Follow-up of my previous article about my experience hosting a robotic class in a junior high school. Here is a little wrap-up of the second session.
When I was preparing this second session, I started to write a little memo of the things I wanted to share (a mix of a recap of last session and theoretical introduction!) and some exercise ideas (and proposal of solutions). So I came up with this mini-lesson :
and this list of mini-project ideas:
I printed a dozen copies and came to the class with my stack (and some pride!). I probably dared to picture a group of 12 kids reading the document while nodding in approval and then getting on their machine to execute some of my proposals…
Of course this scenario did not happen at all! The attendees were very excited to see their little robot again (after 2 weeks break) so all they wanted to do was start tinkering with them! After 1 minute most of them were already starting to program and not paying any attention to my little speech about what are the robot “inputs” and “outputs”. So I tried to be as concise as possible and essentially gave up with a “ok, go ahead and enjoy”.

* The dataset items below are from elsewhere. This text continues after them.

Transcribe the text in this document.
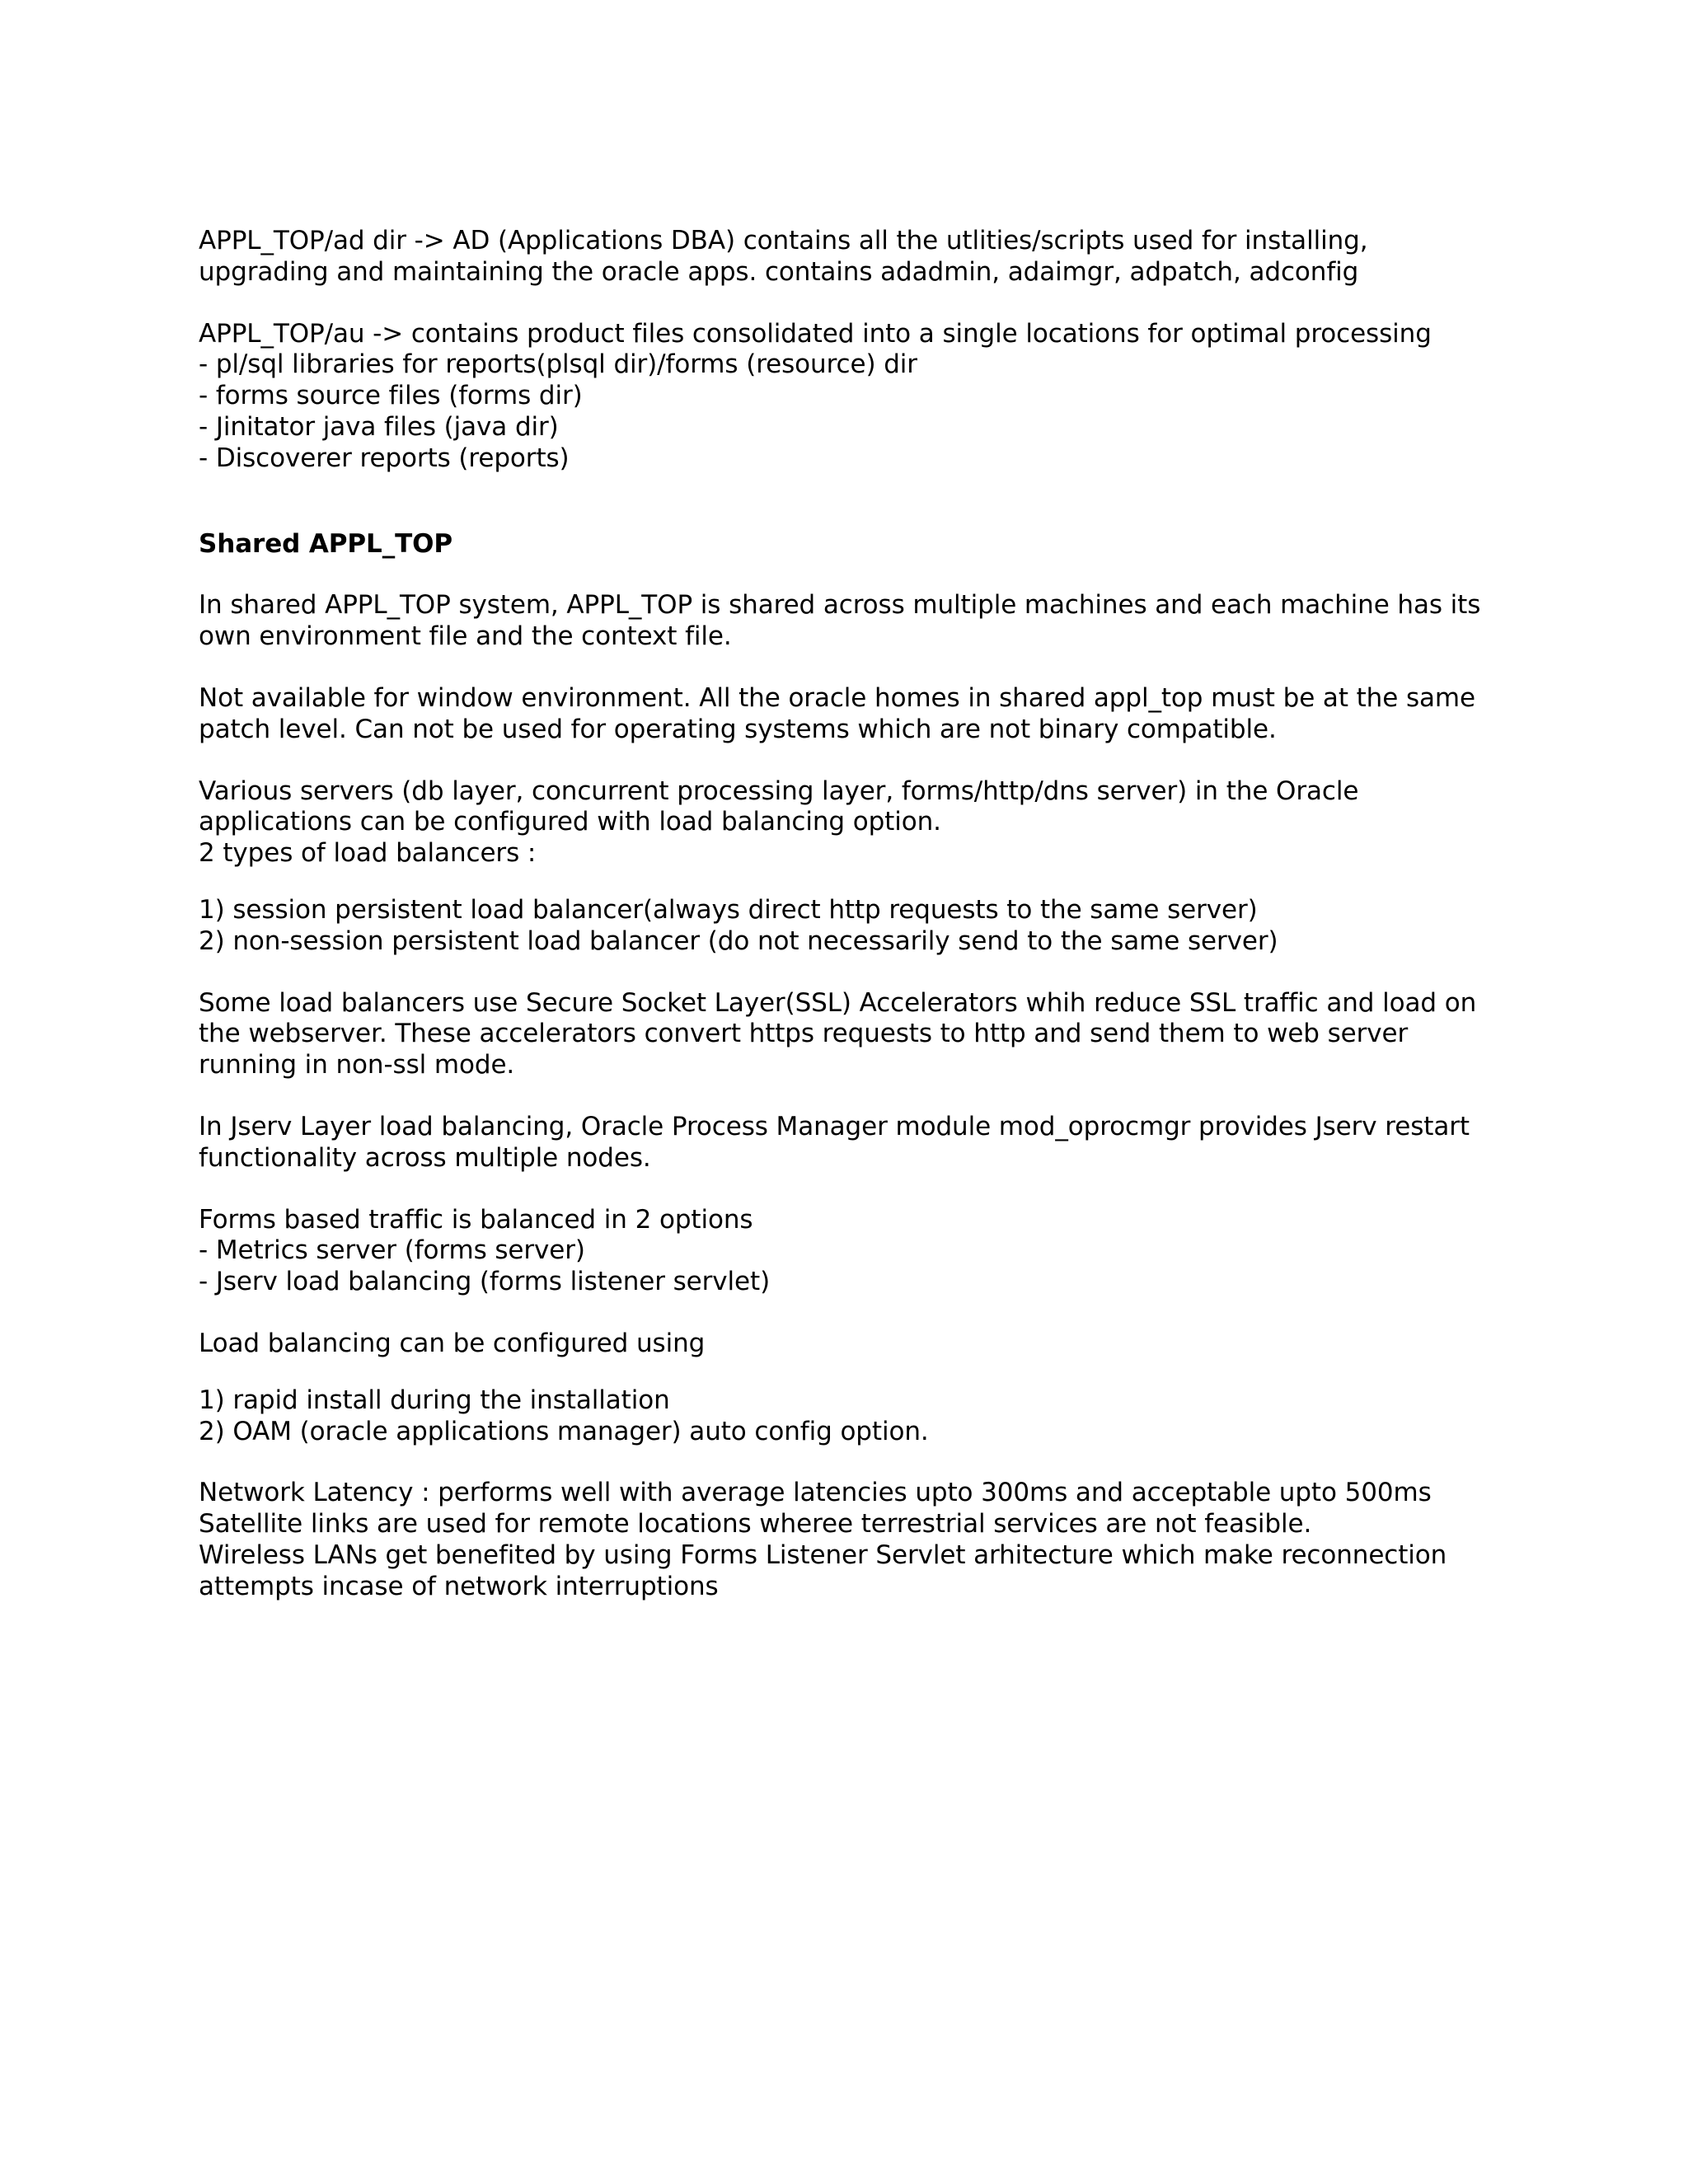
APPL_TOP/ad dir -> AD (Applications DBA) contains all the utlities/scripts used for installing,
upgrading and maintaining the oracle apps. contains adadmin, adaimgr, adpatch, adconfig

APPL_TOP/au -> contains product files consolidated into a single locations for optimal processing
- pl/sql libraries for reports(plsql dir)/forms (resource) dir
- forms source files (forms dir)
- Jinitator java files (java dir)
- Discoverer reports (reports)

Shared APPL_TOP

In shared APPL_TOP system, APPL_TOP is shared across multiple machines and each machine has its
own environment file and the context file.

Not available for window environment. All the oracle homes in shared appl_top must be at the same
patch level. Can not be used for operating systems which are not binary compatible.

Various servers (db layer, concurrent processing layer, forms/http/dns server) in the Oracle
applications can be configured with load balancing option.
2 types of load balancers :

1) session persistent load balancer(always direct http requests to the same server)
2) non-session persistent load balancer (do not necessarily send to the same server)

Some load balancers use Secure Socket Layer(SSL) Accelerators whih reduce SSL traffic and load on
the webserver. These accelerators convert https requests to http and send them to web server
running in non-ssl mode.

In Jserv Layer load balancing, Oracle Process Manager module mod_oprocmgr provides Jserv restart
functionality across multiple nodes.

Forms based traffic is balanced in 2 options
- Metrics server (forms server)
- Jserv load balancing (forms listener servlet)

Load balancing can be configured using

1) rapid install during the installation
2) OAM (oracle applications manager) auto config option.

Network Latency : performs well with average latencies upto 300ms and acceptable upto 500ms
Satellite links are used for remote locations wheree terrestrial services are not feasible.
Wireless LANs get benefited by using Forms Listener Servlet arhitecture which make reconnection
attempts incase of network interruptions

Obviously the top-down approach I came up with was not the right one. The essence of this sort of class is to give some tools to a group and let them play, discover, assemble, dissemble etc. That’s quite demanding for the host though because everybody will react differently and answering to their unique/unexpected requests (I am trying to do X and have this problem) will be more complicated than just giving hints for a problem that was asked to the whole group.
Main question I am fighting with about this all pedagogy topic is if I should hope to reach some milestone in term of knowledge or achievement where I could stop and say “ok, now we’ve understood, as a group, the concept of variables/loops/whatever”. Probably not needed.